The fix for common-mode faults is physical, temporal, functional or technological diversity between redundant channels. By building redundant channels in different ways, common-mode faults can be reduced. For example, two redundant channels could employ different types of microprocessors produced by different manufacturers, with code written by different engineers (although, this approach does start to become expensive). Better yet, technological diversity could be employed by using a classical microprocessor for ‘Channel A’, and an FPGA solution for ‘Channel B’, for example. If identical hardware is unavoidable, physical diversity can be employed by physically locating them in different regions of the assembly, preferably in different orientations. This means that they both experience a different physical or electromagnetic environment, which might be a cause of faults. Temporal diversity can also be employed by ensuring that identical code is not executed at precisely the same time across channels, and for dual-channel communication busses, identical messages on each redundant channel are not sent at the same time. Again, this mitigates issues arising from environmental events which could corrupt data. Functional diversity can be achieved by achieving a common goal but doing so with the use of different processes or information sources. For example, if a dual-channel system requires a periodic altitude fix, ‘Channel A’ could determine altitude from a barometric sensor, whilst ‘Channel B’ could extract the required data from a diverse source, such as a GPS signal or a radar altimeter.
When designing multi-channel safety systems, it is always important to consider how you can employ different forms of diversification between redundant channels, whilst still achieving the desired outcome.

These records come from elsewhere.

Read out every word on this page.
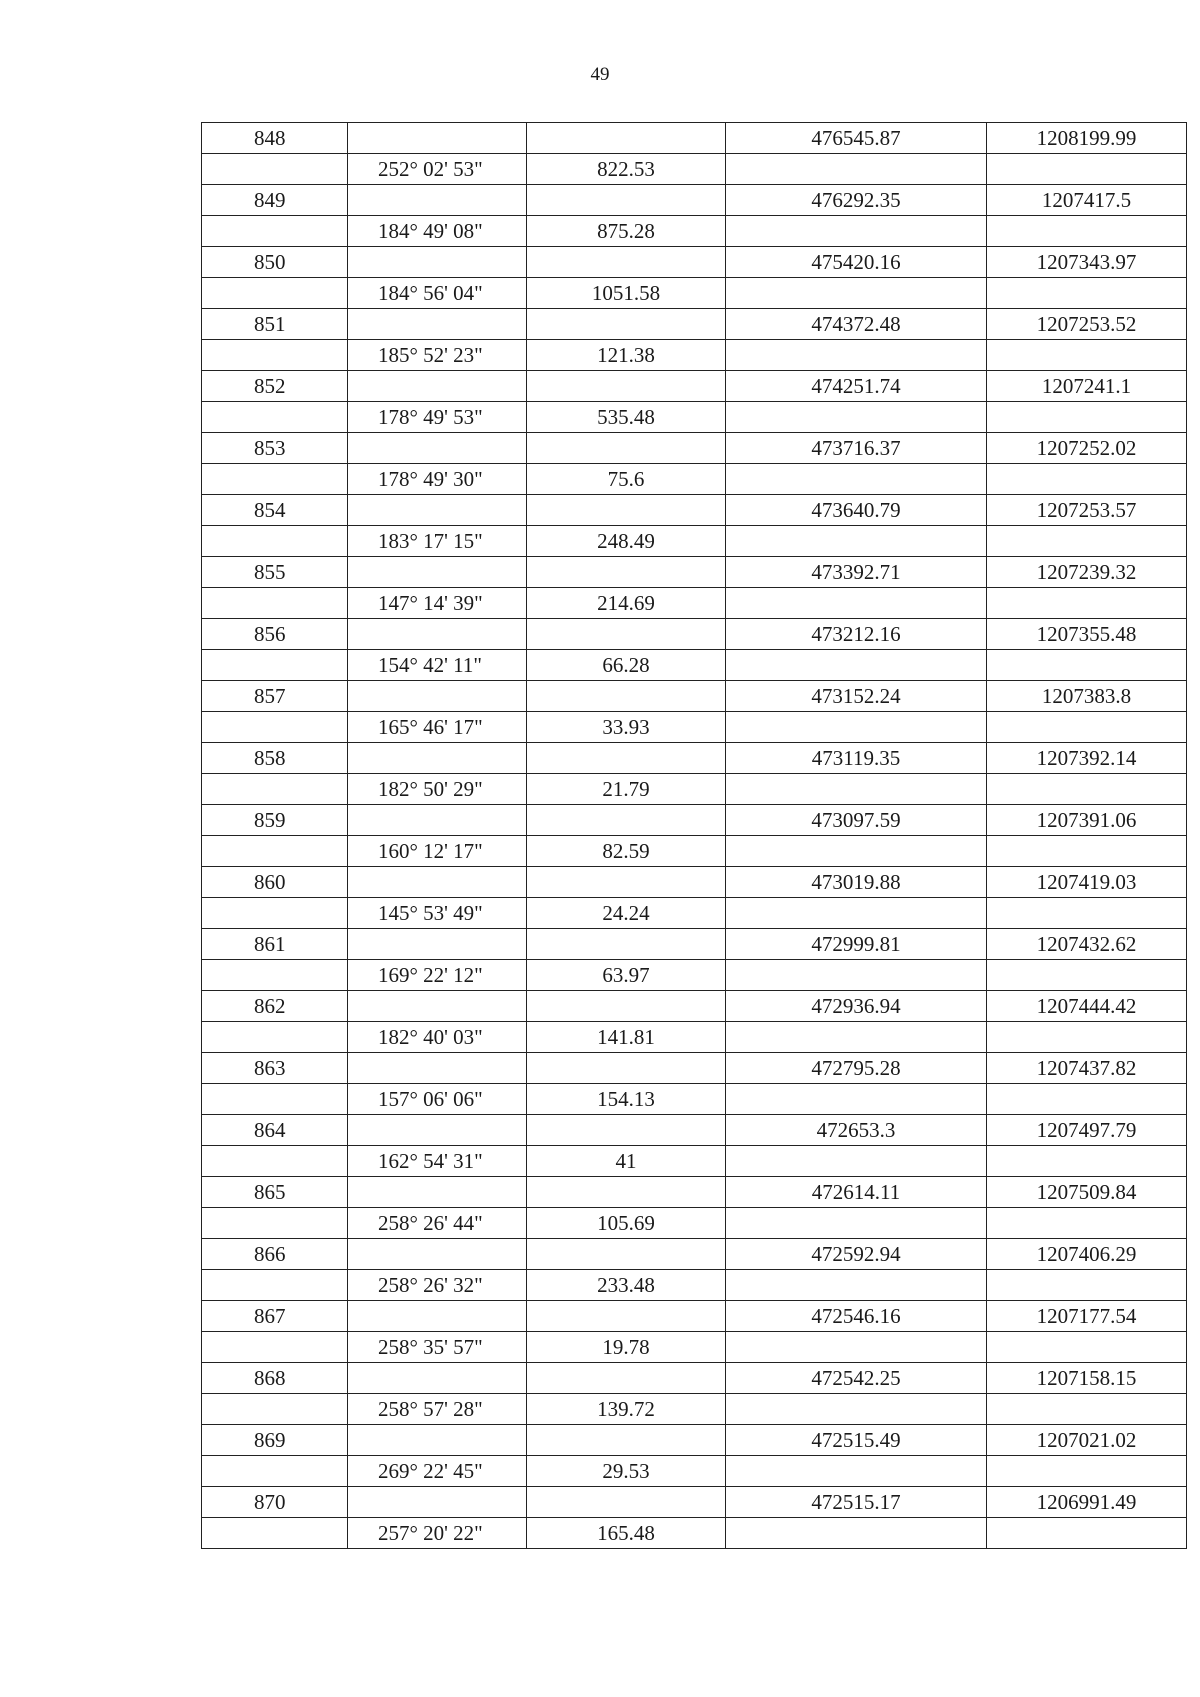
49
848			476545.87	1208199.99
	252° 02' 53"	822.53		
849			476292.35	1207417.5
	184° 49' 08"	875.28		
850			475420.16	1207343.97
	184° 56' 04"	1051.58		
851			474372.48	1207253.52
	185° 52' 23"	121.38		
852			474251.74	1207241.1
	178° 49' 53"	535.48		
853			473716.37	1207252.02
	178° 49' 30"	75.6		
854			473640.79	1207253.57
	183° 17' 15"	248.49		
855			473392.71	1207239.32
	147° 14' 39"	214.69		
856			473212.16	1207355.48
	154° 42' 11"	66.28		
857			473152.24	1207383.8
	165° 46' 17"	33.93		
858			473119.35	1207392.14
	182° 50' 29"	21.79		
859			473097.59	1207391.06
	160° 12' 17"	82.59		
860			473019.88	1207419.03
	145° 53' 49"	24.24		
861			472999.81	1207432.62
	169° 22' 12"	63.97		
862			472936.94	1207444.42
	182° 40' 03"	141.81		
863			472795.28	1207437.82
	157° 06' 06"	154.13		
864			472653.3	1207497.79
	162° 54' 31"	41		
865			472614.11	1207509.84
	258° 26' 44"	105.69		
866			472592.94	1207406.29
	258° 26' 32"	233.48		
867			472546.16	1207177.54
	258° 35' 57"	19.78		
868			472542.25	1207158.15
	258° 57' 28"	139.72		
869			472515.49	1207021.02
	269° 22' 45"	29.53		
870			472515.17	1206991.49
	257° 20' 22"	165.48		
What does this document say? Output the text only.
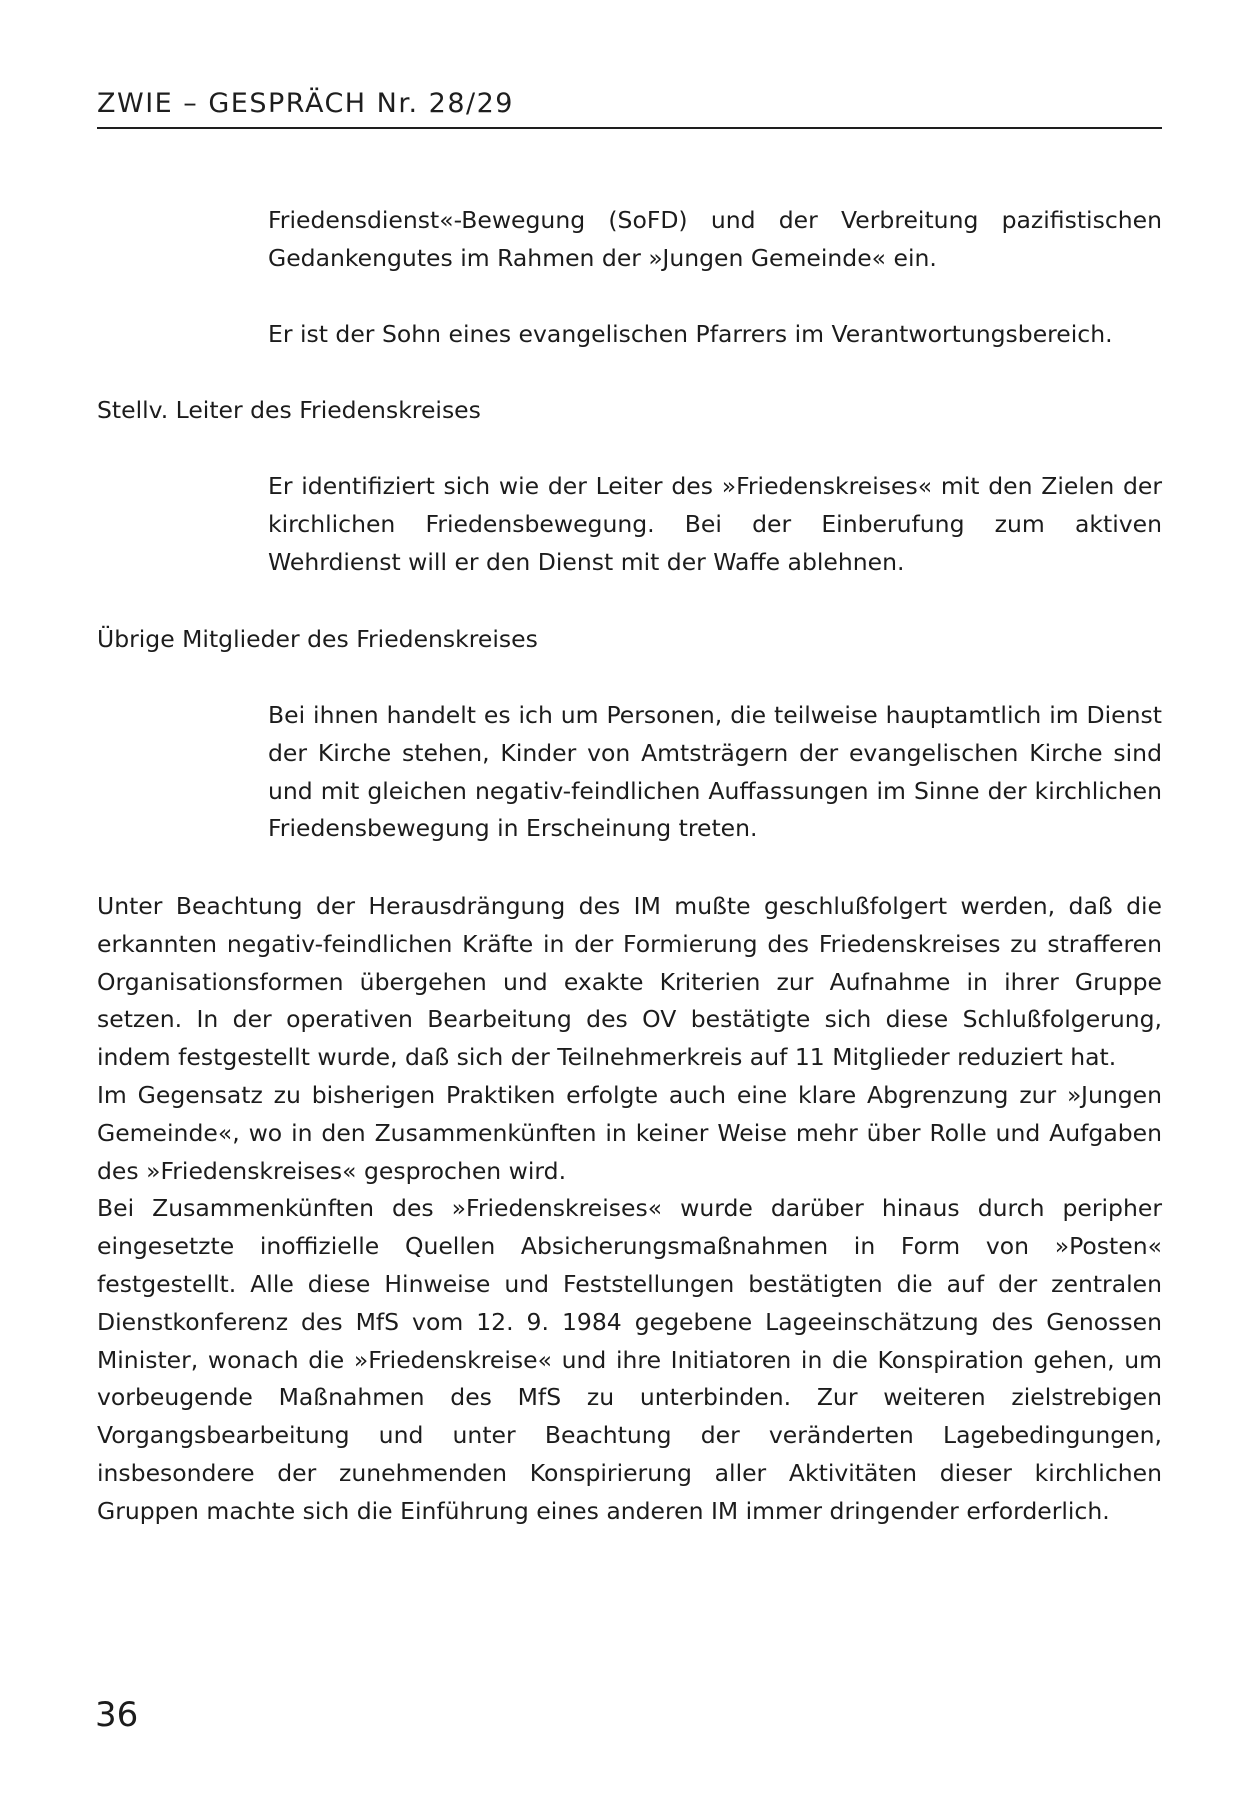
ZWIE – GESPRÄCH Nr. 28/29

Friedensdienst«-Bewegung (SoFD) und der Verbreitung pazifistischen Gedankengutes im Rahmen der »Jungen Gemeinde« ein.

Er ist der Sohn eines evangelischen Pfarrers im Verantwortungsbereich.

Stellv. Leiter des Friedenskreises

Er identifiziert sich wie der Leiter des »Friedenskreises« mit den Zielen der kirchlichen Friedensbewegung. Bei der Einberufung zum aktiven Wehrdienst will er den Dienst mit der Waffe ablehnen.

Übrige Mitglieder des Friedenskreises

Bei ihnen handelt es ich um Personen, die teilweise hauptamtlich im Dienst der Kirche stehen, Kinder von Amtsträgern der evangelischen Kirche sind und mit gleichen negativ-feindlichen Auffassungen im Sinne der kirchlichen Friedensbewegung in Erscheinung treten.

Unter Beachtung der Herausdrängung des IM mußte geschlußfolgert werden, daß die erkannten negativ-feindlichen Kräfte in der Formierung des Friedenskreises zu strafferen Organisationsformen übergehen und exakte Kriterien zur Aufnahme in ihrer Gruppe setzen. In der operativen Bearbeitung des OV bestätigte sich diese Schlußfolgerung, indem festgestellt wurde, daß sich der Teilnehmerkreis auf 11 Mitglieder reduziert hat.

Im Gegensatz zu bisherigen Praktiken erfolgte auch eine klare Abgrenzung zur »Jungen Gemeinde«, wo in den Zusammenkünften in keiner Weise mehr über Rolle und Aufgaben des »Friedenskreises« gesprochen wird.

Bei Zusammenkünften des »Friedenskreises« wurde darüber hinaus durch peripher eingesetzte inoffizielle Quellen Absicherungsmaßnahmen in Form von »Posten« festgestellt. Alle diese Hinweise und Feststellungen bestätigten die auf der zentralen Dienstkonferenz des MfS vom 12. 9. 1984 gegebene Lageeinschätzung des Genossen Minister, wonach die »Friedenskreise« und ihre Initiatoren in die Konspiration gehen, um vorbeugende Maßnahmen des MfS zu unterbinden. Zur weiteren zielstrebigen Vorgangsbearbeitung und unter Beachtung der veränderten Lagebedingungen, insbesondere der zunehmenden Konspirierung aller Aktivitäten dieser kirchlichen Gruppen machte sich die Einführung eines anderen IM immer dringender erforderlich.

36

Microprocessor architecture selection
The following table can be used as a guideline for microprocessor architecture selection for a given SIL requirement. This should be considered guidance for a starting position only, and selection may need to be reconsidered as the design assurance activities progress. It should also be remembered that the functional safety requirements exist at a system level, and that any safety chain is only as good as its weakest link. Even if a very high integrity processing system is implemented, it is only effective if all other parts of the functional chain, such as sensors, actuators and interface circuitry are of equally high safety integrity. This usually means redundancy and diversity in the sensor and effector components too.
There are several interesting microcontroller families on the market today which respond to the need for high SIL and fail-operational requirements. Two notable families of devices are the ‘Hercules’ safety microcontrollers from Texas Instruments, and the ‘AURIX’ safety microcontroller family produced by Infineon.
The Hercules implements a 1oo1D lock-step architecture and is certifiable to SIL 3. Fail-operational systems could theoretically be built which are certifiable to SIL 4 using a pair of Hercules chips, or fail-safe systems to SIL 3 using a single chip solution.
The AURIX family is more sophisticated and incorporates up to three 1oo1D cores in a single chip, in what Infineon calls their Tri-Core architecture. Theoretically it is possible to build 2oo3 or 2oo2D solutions with a single AURIX chip, although these could only reach SIL 3 safety integrity levels, due the need for multiple ICs for a SIL 4 compliant application per IEC 61508. However, unlike the Hercules, SIL 3 fail-safe and fail-operational systems could be built using a single AURIX integrated circuit. Like the Hercules, SIL 4 applications would require a multi-chip solution.